York’s location on the River Ouse, in the centre of the Vale of York and half way between the capitals of London and Edinburgh means that it has long had a significant position in the nation’s transport system. The 19th century saw York, under the influence of George Hudson, become an important hub of the railway network and a manufacturing centre. In recent decades, the economy of York has moved from being dominated by its confectionery and railway-related industries to one that provides services. The University of York and health services have become major employers.
Tourism boosts the local economy, few cities rival the charm of York. Steeped in history and beauty, it offers stunning architecture, fabulous York events and festivals and an eclectic range of shops, stylish restaurants and bars, and two excellent theatres.
Famous sites include York Minster
This architectural masterpiece goes with its dazzling stained glass windows, mysterious Undercroft and a tower with breathtaking views of the region. Also the Jorvik Viking Centre, the National Railway Museum and the York Castle Museum.
One of Europe’s most haunted cities, with nightly ghost tours through the ancient streets recounting stories of York’s spooky past. If tales of beheaded monarchs aren’t your idea of fun, there are numerous city walks covering every interest from Roman history and Roman walls to chocolate trails and York brewery tours.
You will be able to relax and enjoy York’s vibrant arts and café culture and indulge in a cream tea at elegant Betty’s Café with its ornate mirrors and wood panelling. Sip local beers in one of the city’s heritage taverns, or champagne at a trendy riverside bar then enjoy some fine food in a new crop of bistros and restaurants in wonderful surroundings.
In 2009 it was the 7th most visited city by UK residents and the 13th most visited by overseas visitors. York Racecourse and Bootham Crescent, the home of York City FC, are the most prominent sporting venues in the city and the River Ouse provides opportunities for both sporting and leisure pursuits.
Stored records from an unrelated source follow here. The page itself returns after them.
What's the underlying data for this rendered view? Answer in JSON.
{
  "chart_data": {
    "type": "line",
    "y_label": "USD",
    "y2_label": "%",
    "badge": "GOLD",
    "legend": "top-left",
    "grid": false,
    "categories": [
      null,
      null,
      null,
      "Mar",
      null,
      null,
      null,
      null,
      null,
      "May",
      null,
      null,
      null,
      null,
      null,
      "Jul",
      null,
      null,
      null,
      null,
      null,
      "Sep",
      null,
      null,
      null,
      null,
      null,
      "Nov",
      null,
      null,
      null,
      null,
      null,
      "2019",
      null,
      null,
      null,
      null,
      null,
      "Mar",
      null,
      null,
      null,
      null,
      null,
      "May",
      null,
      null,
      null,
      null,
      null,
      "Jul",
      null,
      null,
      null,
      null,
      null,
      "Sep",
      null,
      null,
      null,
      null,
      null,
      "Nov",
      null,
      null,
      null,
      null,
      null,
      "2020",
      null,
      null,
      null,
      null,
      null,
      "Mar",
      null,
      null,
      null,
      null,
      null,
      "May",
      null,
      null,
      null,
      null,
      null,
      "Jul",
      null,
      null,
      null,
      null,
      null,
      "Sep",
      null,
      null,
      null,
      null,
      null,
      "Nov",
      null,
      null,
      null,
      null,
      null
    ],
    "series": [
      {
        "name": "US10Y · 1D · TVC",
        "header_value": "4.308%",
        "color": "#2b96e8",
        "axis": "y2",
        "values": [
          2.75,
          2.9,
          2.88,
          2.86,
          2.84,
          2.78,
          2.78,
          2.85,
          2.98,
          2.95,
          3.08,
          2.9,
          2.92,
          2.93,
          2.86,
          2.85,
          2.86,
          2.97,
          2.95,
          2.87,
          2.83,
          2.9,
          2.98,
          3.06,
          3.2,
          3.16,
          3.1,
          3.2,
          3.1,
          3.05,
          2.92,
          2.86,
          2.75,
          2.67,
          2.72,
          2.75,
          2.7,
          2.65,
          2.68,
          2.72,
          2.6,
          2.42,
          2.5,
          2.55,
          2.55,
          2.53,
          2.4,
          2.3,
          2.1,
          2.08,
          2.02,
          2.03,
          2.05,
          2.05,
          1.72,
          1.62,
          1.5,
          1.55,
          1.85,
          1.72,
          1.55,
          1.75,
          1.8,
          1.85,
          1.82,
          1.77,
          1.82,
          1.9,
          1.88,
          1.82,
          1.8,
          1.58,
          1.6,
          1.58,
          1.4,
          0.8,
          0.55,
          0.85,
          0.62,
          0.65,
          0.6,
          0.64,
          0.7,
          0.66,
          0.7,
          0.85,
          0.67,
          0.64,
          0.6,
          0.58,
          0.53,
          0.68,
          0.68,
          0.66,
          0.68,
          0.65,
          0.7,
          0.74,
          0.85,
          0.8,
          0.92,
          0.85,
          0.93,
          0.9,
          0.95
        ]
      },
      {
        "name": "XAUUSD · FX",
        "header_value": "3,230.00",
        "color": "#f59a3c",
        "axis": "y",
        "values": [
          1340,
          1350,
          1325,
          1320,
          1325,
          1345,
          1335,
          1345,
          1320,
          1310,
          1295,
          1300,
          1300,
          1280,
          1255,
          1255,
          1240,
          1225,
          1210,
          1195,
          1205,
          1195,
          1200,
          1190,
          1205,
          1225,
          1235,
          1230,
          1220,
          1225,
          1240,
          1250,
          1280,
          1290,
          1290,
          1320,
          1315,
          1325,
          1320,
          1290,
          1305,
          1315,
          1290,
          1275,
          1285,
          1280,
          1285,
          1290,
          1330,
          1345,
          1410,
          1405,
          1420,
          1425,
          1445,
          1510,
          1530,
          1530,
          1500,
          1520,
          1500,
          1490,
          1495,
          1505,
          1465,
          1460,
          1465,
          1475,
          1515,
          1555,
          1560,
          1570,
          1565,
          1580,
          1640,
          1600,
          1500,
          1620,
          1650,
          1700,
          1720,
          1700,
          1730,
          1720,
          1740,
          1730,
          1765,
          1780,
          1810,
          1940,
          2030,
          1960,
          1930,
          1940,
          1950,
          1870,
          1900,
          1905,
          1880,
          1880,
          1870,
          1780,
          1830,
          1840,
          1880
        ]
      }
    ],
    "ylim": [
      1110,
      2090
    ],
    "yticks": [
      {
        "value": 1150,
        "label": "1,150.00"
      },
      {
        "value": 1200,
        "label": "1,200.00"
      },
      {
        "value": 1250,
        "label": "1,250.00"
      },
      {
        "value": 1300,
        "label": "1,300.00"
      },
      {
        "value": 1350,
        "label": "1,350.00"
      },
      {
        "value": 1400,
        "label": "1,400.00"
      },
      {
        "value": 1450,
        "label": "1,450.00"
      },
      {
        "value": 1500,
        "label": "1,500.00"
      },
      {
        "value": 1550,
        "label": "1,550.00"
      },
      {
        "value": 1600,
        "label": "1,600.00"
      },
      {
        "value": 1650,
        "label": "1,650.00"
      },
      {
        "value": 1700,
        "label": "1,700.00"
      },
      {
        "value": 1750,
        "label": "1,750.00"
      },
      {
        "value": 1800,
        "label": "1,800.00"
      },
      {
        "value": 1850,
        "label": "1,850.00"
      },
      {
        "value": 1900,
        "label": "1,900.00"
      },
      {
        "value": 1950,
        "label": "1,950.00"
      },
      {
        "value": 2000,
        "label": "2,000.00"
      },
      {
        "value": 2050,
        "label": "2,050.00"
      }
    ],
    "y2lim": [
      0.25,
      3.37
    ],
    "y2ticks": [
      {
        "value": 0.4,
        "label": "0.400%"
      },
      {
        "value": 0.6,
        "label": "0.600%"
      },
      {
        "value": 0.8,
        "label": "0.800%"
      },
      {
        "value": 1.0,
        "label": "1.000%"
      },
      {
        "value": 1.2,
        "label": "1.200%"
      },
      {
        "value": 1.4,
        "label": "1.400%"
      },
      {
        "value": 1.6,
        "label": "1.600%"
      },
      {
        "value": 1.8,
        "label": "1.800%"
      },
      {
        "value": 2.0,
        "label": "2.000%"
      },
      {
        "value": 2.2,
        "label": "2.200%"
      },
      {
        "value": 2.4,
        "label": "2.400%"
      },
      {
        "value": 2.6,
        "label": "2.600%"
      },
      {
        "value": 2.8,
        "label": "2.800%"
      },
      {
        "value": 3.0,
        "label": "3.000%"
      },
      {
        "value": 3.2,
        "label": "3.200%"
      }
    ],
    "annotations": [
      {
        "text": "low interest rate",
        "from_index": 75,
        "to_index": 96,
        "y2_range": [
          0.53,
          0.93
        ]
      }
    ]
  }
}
York is also privileged to have a University. The attractive campus is based in the green belt area around Heslington, on the outskirts of York itself. The VTS is both well-placed and fortunate to be able to draw on some the expert resources available at the University. Since the opening of the new Hull York Medical School in September 2003, we have developed links with undergraduate educationalists, and a number of our training practices now take medical students.